Berkshire Businesses & Sustainability

5 Sustainability Solutions

What do a law firm, a church, a chemicals company, and a wellness consumer company have in common?

They all prioritised sustainability on a Monday morning before work and joined Wokingham’s People Planet Pastry - a relaxed and informal session designed for local businesses who are short on time but not ambition for reducing their business impact on the environment.

Despite their very different industries in the room, it was fascinating to understand current challenges and successes while enjoying coffee and pastries from local bistro-style restaurant Hamlet inspired by our surrounding offering hundreds of zero waste options in Maya’s Refillables.

What businesses need help with:

  1. Engaging Employees Engagement - Even when environmental sustainability is given a strategic priority and companies are committed to leading the way, it is a challenge bringing everyone on board beyond the green team.

  2. Verifying suppliers when there are so many different suppliers. One local business that has sustainability baked into every wellness product line find themselves with over 300 suppliers. This is not uncommon when sourcing more sustainable which usually mean one thing - more suppliers. Not all suppliers have the same levels of engagement and trying to make a quick decision on who to work with while balancing other considerations such as prioritising local vs national suppliers is a challenge.

  3. Demystifying what Net Zero and Carbon Neutral mean and what exactly the targets really should be for a company.

  4. Retrofitting listed buildings which is a slow process but one that is made easier when part of a network.

What came up:

  • A dedicated and cross-functional team is critical for any sustainability efforts so the entire business is represented and the the support of a senior sponsor non-negotiable.

  • There is a real dilemma between voluntary and mandatory action when making sustainability a strategic priority. One solution suggested was linking KPIs to sustainability specifically. Net Positive is a great book to read written by Paul Polman who took over as CEO at Unilever and embedded long-term thinking.

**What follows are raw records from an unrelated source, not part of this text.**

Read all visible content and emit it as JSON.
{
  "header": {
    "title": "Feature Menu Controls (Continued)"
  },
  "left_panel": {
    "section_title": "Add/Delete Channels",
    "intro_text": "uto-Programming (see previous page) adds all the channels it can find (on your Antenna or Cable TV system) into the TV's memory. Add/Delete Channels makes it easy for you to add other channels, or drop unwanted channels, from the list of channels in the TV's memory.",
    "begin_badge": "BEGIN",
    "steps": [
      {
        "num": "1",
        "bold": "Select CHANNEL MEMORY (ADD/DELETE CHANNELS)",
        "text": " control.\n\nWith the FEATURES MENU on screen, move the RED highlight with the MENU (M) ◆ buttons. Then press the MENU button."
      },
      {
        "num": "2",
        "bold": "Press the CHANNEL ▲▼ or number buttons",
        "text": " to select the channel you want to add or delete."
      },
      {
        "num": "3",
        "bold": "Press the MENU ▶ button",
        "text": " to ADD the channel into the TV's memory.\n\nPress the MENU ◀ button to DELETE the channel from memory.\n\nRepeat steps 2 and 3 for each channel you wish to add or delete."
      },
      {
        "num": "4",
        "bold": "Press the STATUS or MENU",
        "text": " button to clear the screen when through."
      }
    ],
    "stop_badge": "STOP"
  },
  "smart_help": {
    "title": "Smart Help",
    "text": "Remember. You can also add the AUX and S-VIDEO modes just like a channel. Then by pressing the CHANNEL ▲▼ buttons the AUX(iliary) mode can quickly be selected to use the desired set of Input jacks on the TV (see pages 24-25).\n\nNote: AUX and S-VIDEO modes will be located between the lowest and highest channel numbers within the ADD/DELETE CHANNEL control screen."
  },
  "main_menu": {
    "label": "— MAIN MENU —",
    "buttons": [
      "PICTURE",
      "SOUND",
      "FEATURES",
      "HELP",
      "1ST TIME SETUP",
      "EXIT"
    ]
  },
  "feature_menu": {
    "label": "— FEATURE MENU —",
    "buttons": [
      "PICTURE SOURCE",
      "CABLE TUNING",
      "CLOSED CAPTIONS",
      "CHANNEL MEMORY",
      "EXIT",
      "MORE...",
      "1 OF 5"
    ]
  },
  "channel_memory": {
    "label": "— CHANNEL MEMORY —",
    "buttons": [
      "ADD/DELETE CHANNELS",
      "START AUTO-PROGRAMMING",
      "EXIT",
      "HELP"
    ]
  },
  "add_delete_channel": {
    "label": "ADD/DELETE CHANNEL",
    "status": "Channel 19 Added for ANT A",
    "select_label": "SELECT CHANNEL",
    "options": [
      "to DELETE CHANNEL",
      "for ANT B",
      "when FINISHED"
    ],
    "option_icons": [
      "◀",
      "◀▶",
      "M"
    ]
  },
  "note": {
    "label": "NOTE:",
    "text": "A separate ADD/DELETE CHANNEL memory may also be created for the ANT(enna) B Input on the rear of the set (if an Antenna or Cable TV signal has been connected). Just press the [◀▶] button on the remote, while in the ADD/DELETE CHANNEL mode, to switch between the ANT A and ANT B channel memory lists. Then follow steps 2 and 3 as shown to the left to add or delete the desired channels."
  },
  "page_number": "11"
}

  • There are very different levels of engagement on sustainability by suppliers.

  • When thinking in terms of circle of influence you have - whether it’s in the ones, 10s, 100s or 1000s.

  • Integrating sustainability into product development from the very beginning - and learning from customers what they want to see

  • Making it easy for people to change their behaviour. The church encourage their congregation to bring their recylcing to the church.

Solutions Discussed

Mothertree - Changing your banks while daunting, is likely to have the single biggest effect for reducing a business’s impact and it doesn't need engagement from employees. For reference, since a big climate agreement known as the Paris Agreement came into effect in 2016 - binding countries to limit global heating - the world’s 60 largest banks have spent €4.9 trillion on fossil fuels.

For employee engagement on the environment and corporate volunteering made easy, we talked about Giki which is focused on gamifying environmental action and On Hand which offers both social and environmental actions. They take care of all the CRB checks and connect employees with local initiatives.

Small 99 Hero - is a free Carbon Accounting Tool focused on helping SMEs get to a Carbon Reduction Plan. Most appreciated I think is how rapidly you move on from a carbon footprint calculation to identifying your top priorities and ideas for what actions you can take whether it’s done, doing or do later can be tracked and shared.

Orlofus - A new but nevertheless incredibly useful aggregator to discover the best products and services to make your business more sustainable.